Один епископ сделался предметом насмешек Брюске; это духовное лицо очень боялось смерти, и даже никто из приближенных не осмеливался произносить слова «умер», а обыкновенно говорили: он болен, но теперь совершенно здоров. Однажды епископ возвращался в свой замок, отстоявший на один лье от города, который был его местом службы. Брюске узнал этого человека с таким странным характером и поехал вслед за епископом; пришел в его замок, раскланялся с хозяином, попросил у него благословения, отведал предложенного вина, поблагодарил его преосвященство и сказал, что должен оставить замок, так как ему необходимо было в тот же вечер быть в городе; затем, попросил метрдотеля снабдить его письмом, чтобы можно было достать свежих лошадей в городе, когда он поедет дальше. Заручившись письмом, Брюске переменил на нем адрес и написал новое письмо, стараясь подражать почерку метрдотеля, выводя длинные готические буквы, именно такие, над которыми смеялся Эразм, говоря, что все знатные люди пишут такими буквами благодаря своему полному невежеству в науках, потому что они считали такое знание слишком унизительным для себя. Прибыв в город, Брюске представил это подложное письмо викарию, который, прочитав его, был очень удивлен, что епископ на пути в замок был очень утомлен и скончался от апоплексического удара, приехав в замок; епископу не пришлось, как он этого всегда желал, умереть среди своей дорогой паствы. Поэтому прислуга замка просит, чтобы духовенство города прибыло в замок с надлежащей церемонией для переноса тела епископа в собор. Лишь только в городе разнесся слух о смерти епископа, как тотчас город был увешан черными флагами, заказан гроб и воздвигнут катафалк.

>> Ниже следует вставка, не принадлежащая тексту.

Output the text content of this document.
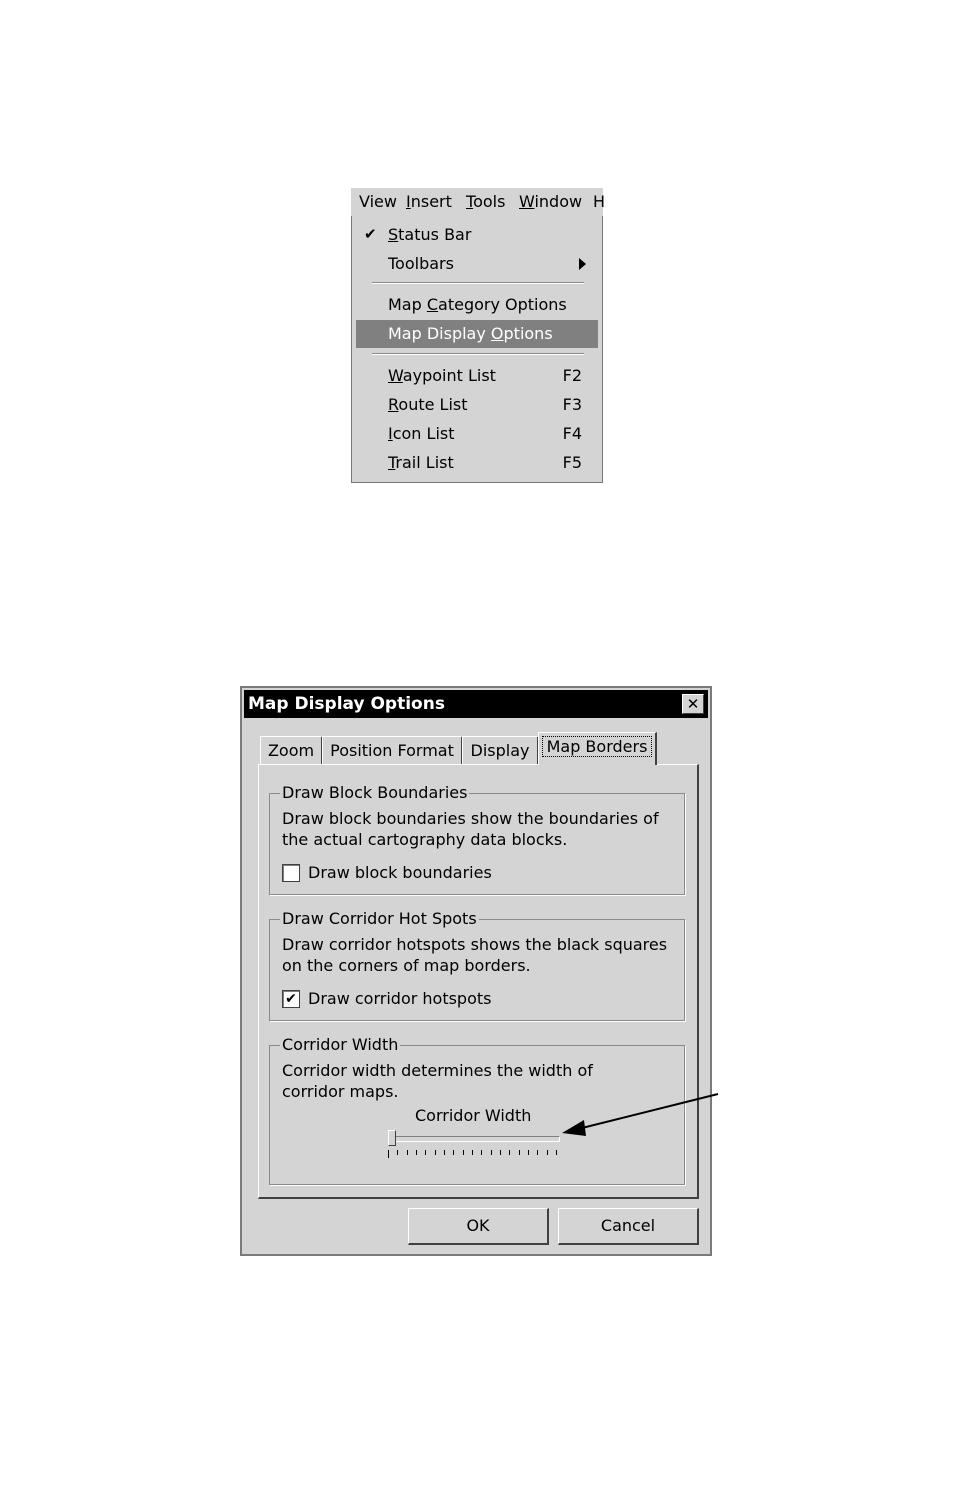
View Insert Tools Window H
✔ Status Bar
Toolbars
Map Category Options
Map Display Options
Waypoint List	F2
Route List	F3
Icon List	F4
Trail List	F5
Map Display Options	✕
Zoom	Position Format	Display	Map Borders
Draw Block Boundaries
Draw block boundaries show the boundaries of the actual cartography data blocks.
Draw block boundaries
Draw Corridor Hot Spots
Draw corridor hotspots shows the black squares on the corners of map borders.
✔ Draw corridor hotspots
Corridor Width
Corridor width determines the width of corridor maps.
Corridor Width
OK	Cancel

На следующий день, с самого раннего утра, в замок прибыло духовенство из города с траурной колесницей, чтобы перевести тело; в это время епископ спал невозмутимым сном, но погребальное пение разбудило его, он, испуганный, вскочил со своей постели, позвал слуг и спрашивал их, что это значит. Конечно, все это скоро открылось, и представьте себе негодование епископа».
Однако при дворе Генриха II был соперник Брюске, вполне его достойный и который хотя и был маршалом Франции и принадлежал к одной из знаменитых фамилий Флоренции, но все же не пропускал случая отвечать на мистификации королевского шута. В этой борьбе с ловким флорентийцем не всегда последнее слово оставалось за Брюске. Но тут мы опять вернемся к Брантому, который посвятил двадцать страниц своей книги описанию борьбы, происходившей между Брюске и маршалом Строцци[49].
«Маршал Строцци очень любил задевать Брюске и вел с ним постоянную борьбу; точно так же и королевский шут отвечал ему шутками и остротами на все его нападки.
Однажды во дворце было большое празднество, и маршал Строцци явился в полном параде; на нем был великолепный плащ черного бархата, вышитый серебром по тогдашней моде. Брюске очень завидовал такому красивому плащу и хотел посмеяться над маршалом. Шут отправился в королевскую кухню, взял свиного сала и смешал его с яйцом; затем с этим снадобьем отправился опять в королевские покои, подкрался незаметно к маршалу Строцци, вымазал ему всю спину приготовленной им в кухне смесью и затем, повернув его к королю, сказал: “Государь, посмотрите, какие красивые золотые аксельбанты у маршала”. Король никак не мог удержаться от смеха, а маршал нисколько не рассердился, а только сказал: “Поди, Брюске, скажи моим людям, чтобы они мне принесли другой плащ, а этот возьми себе, так как, верно, тебе очень хотелось его приобрести и потому можешь его взять, но только даю тебе честное слово, что ты мне за это заплатишь”.